Vivemos tempos difíceis em que a intolerância e a falta de empatia parecem ter tomado conta da sociedade brasileira, principalmente nos últimos meses. É difícil fazer com que adultos tomem consciência e mudem suas condutas. Já com as crianças isso não ocorre por conta da facilidade que têm de aprender e se adaptar. É com elas, portanto, que mora a esperança de que essa realidade seja mudada, a começar no ambiente escolar, no qual aparece um grande vilão a ser combatido: o bullying.

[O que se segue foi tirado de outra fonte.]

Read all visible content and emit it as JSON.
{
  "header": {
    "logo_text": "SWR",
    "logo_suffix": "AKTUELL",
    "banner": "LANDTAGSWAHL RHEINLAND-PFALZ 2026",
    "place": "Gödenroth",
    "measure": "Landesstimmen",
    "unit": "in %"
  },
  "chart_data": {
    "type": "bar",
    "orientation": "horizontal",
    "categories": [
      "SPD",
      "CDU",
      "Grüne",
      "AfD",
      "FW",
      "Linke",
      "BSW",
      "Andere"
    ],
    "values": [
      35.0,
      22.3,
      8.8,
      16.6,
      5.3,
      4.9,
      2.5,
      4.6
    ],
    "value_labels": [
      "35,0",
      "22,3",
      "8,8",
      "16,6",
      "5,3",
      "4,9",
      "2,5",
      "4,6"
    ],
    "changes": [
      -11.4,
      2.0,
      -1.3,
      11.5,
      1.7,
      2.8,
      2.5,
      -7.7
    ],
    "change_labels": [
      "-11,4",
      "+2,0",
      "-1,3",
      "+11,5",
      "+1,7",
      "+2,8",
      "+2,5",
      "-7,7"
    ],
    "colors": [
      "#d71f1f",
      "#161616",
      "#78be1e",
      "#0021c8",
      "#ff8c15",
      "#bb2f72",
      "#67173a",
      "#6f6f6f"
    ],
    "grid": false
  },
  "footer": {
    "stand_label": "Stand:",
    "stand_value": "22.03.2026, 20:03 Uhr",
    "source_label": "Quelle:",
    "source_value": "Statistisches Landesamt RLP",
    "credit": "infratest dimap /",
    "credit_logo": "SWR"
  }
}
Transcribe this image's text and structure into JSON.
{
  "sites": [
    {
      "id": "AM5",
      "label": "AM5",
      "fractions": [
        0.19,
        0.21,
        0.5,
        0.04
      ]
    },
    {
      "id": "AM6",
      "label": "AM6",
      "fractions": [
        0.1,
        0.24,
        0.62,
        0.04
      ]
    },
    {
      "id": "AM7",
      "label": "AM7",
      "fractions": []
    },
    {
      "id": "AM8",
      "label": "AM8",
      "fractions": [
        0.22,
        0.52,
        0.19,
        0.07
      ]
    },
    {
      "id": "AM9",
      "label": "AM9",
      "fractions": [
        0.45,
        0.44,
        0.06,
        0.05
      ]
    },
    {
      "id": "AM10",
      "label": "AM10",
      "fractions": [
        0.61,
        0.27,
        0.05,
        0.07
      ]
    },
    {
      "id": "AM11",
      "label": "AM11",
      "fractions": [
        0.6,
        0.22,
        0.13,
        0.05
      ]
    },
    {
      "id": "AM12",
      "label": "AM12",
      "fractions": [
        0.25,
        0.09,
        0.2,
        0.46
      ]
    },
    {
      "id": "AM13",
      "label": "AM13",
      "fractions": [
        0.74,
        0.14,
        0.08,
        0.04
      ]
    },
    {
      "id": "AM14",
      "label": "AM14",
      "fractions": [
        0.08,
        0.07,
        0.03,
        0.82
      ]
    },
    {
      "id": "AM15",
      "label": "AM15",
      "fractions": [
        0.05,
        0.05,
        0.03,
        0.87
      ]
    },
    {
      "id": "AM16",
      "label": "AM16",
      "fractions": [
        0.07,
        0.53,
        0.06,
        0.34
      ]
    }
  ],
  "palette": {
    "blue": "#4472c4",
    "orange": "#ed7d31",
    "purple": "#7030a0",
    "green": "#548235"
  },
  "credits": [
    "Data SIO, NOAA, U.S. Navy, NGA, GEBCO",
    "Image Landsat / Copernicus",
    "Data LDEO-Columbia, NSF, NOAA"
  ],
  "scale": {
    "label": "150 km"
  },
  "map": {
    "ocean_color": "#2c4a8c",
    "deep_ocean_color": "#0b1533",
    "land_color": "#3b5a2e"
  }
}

Foi com esta preocupação que o Colégio Xingu aderiu, ainda no ano passado, a Rede de Ajuda, projeto de Convivência Ética nas Escolas implantado pelo Gepem (Grupo de Estudos de Pesquisa em Educação Moral) em 27 escolas em São Paulo, Brasília e Belo Horizonte – 14 já implantaram e 13 começaram este ano. “Em 2015, começamos a fazer estudos com algumas pesquisas do exterior que abordavam formas mais eficazes de combater o bullying e prevenir o que seria consequência desse problema. Chegamos a este sistema de apoio entre pares, que é uma adaptação do grupo desenvolvido por José Maria Martiez, professor da Universidade de Valladoulid, na Espanha. Ele se tornou parceiro do nosso grupo de pesquisas aqui da Unicamp e então começamos a traduzir, revisar e adaptar todo material de formação dos alunos para o Brasil”, explica a professora coordenadora do Gepem, Luciene Tognetta.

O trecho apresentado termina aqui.